Вскоре, однако, разговор заканчивался, по стенам комнаты пробегал свет – это мимо дома проходил последний пассажирский на Москву, стук колес стихал, и я засыпал.
После школы мы с ребятами провожали поезда, увозившие новобранцев на восток. Этот загадочный восток начинался где-то там, за парком, где среди деревьев терялся красный огонек последнего вагона. Новобранцы стояли в широких дверях товарных вагонов, свистели, кричали и кидали нам шапки, перчатки, перочинные ножички, шарфы – на память. Мы набрасывались на добычу, и однажды мне досталась шапка. Обыкновенная дешевая кроличья шапка. Мать пришла в ужас, когда я принес добычу домой, и долго кричала про вшей и туберкулез, которые населяют чужие шапки. В конце концов она ее выбросила. Я был огорчен: почти все мои дружки щеголяли в «солдатских» шапках, а мне приходилось довольствоваться «кромкой».
Кромкой назывались обрезки сукна. При помощи сукна, натянутого на стальные валы бумагоделательной машины, просушивалась бумага. Отработанное сукно резали на куски и продавали за копейки рабочим и служащим фабрики на вес. Это пропитанное каолином сукно вымачивали, отмывали и распускали на нитки. Половина города ходила в шапках, шарфах, свитерах и рукавицах, связанных из кромки. «Не всякий английский лорд может позволить себе такую дорогую шерсть», – говорили в городке. Мне было жаль английских лордов, которые носили такие колкие свитера, словно сделаны они были из битого стекла.
В конце Семерки стоял клуб бумажной фабрики – двухэтажное здание с кинозалом, буфетом, библиотекой, бильярдной и летней верандой для танцев.
Кино в клубе показывали четыре раза в неделю. Афиши вывешивали возле магазинов, и на них обязательно писали «цветной», «ш/э» (широкоэкранный), а еще «Франция», «Индия» или «к/с им. Довженко».
Помню, как поголовно рыдали взрослые на «Судьбе человека», как все мальчишки после «Человека-амфибии» стали «Ахтиандрами» и как все-все-все осаждали кассу, если обещали индийский фильм – «Господин 420», «Четыре дороги», что угодно с народным героем Раджем Капуром, «товарищем Бродягой» и «голубоглазым королем Востока».
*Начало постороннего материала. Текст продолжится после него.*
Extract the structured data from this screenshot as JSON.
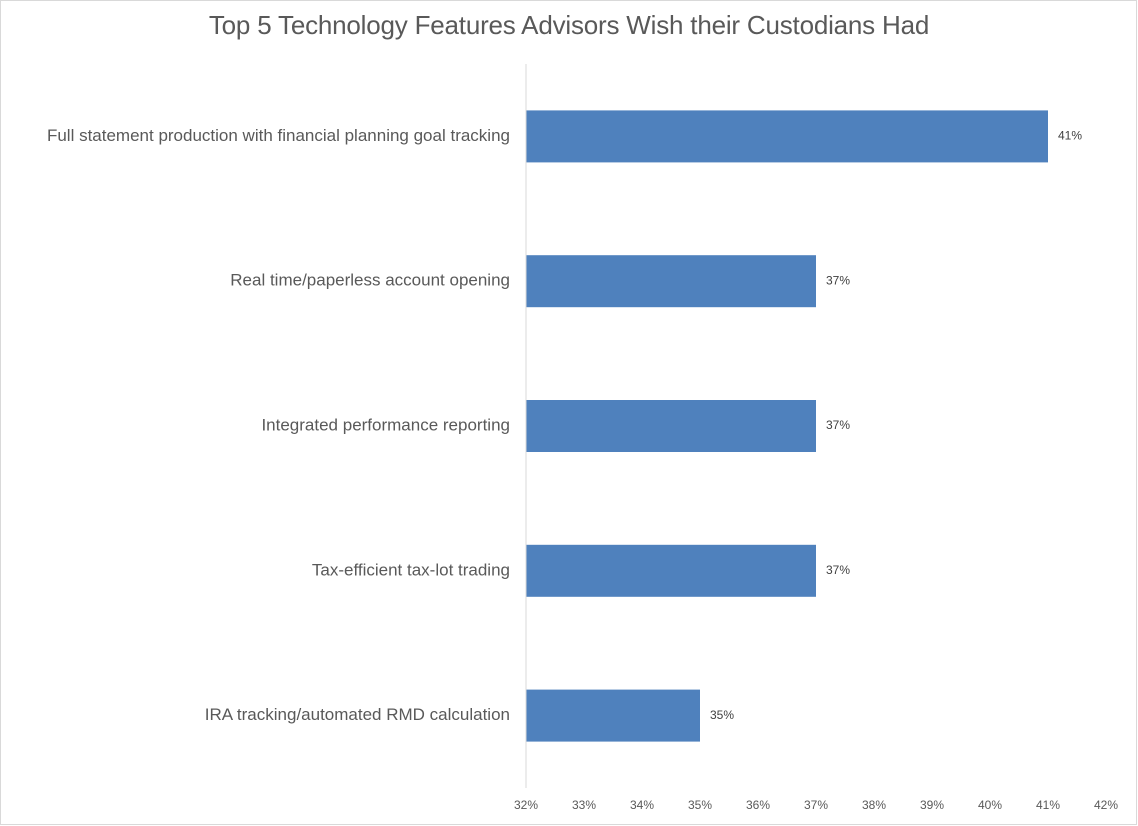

А за клубом начинался старинный тенистый парк с зигзагообразными линиями траншей – здесь немцы пытались остановить наступление советских войск на Велау, а теперь мы ползали по зараставшим траншеям, играя в войнушку.
От клуба вдоль Преголи тянулась высокая дамба – к шлюзу и дому шлюзника Смолокурова, в семье которого рождались только дураки и дурочки. Старшие дураки Алик и Вита ходили по дворам – за небольшую плату кололи дрова, вскапывали огороды. Наша учительница называла их словом, которое было невозможно выговорить с первого раза: гориллоиды. Мы дразнили Виту, он вспыхивал, бросался в погоню, догонял, плевался, и больше всего мы боялись, что его плевок попадет в глаза, оставив нас слепыми на всю жизнь. Сестры Алика и Виты без присмотра бегали в мужских майках на голое тело и то и дело беременели. Детей, которых они рожали, как говорил сосед дед Семенов, сдавали на мыло.
Между дамбой и нашим садом лежала низина, изрезанная мелиоративными канавами. Здесь, в низине, на насыпи был устроен стадион – с оградой, домиком под черепичной крышей, где переодевались футболисты, скамейками для зрителей и даже с высокими дощатыми воротцами, на которых вывешивались фанерные цифры – счет матча.
Утром в воскресенье сюда под звуки духового оркестра – его называли паровым, потому что в нем были только трубы и барабан, – стекались сотни людей, на поле выбегали наши, фабричные, и враги – клайпедские бугаи или команда воинской части, составленная сплошь из «кацо» – многие их называли по старой привычке «нацменами». Мы лежали за воротами, бегали за мячом, закатившимся в колючки, и орали: «Судью на мыло!»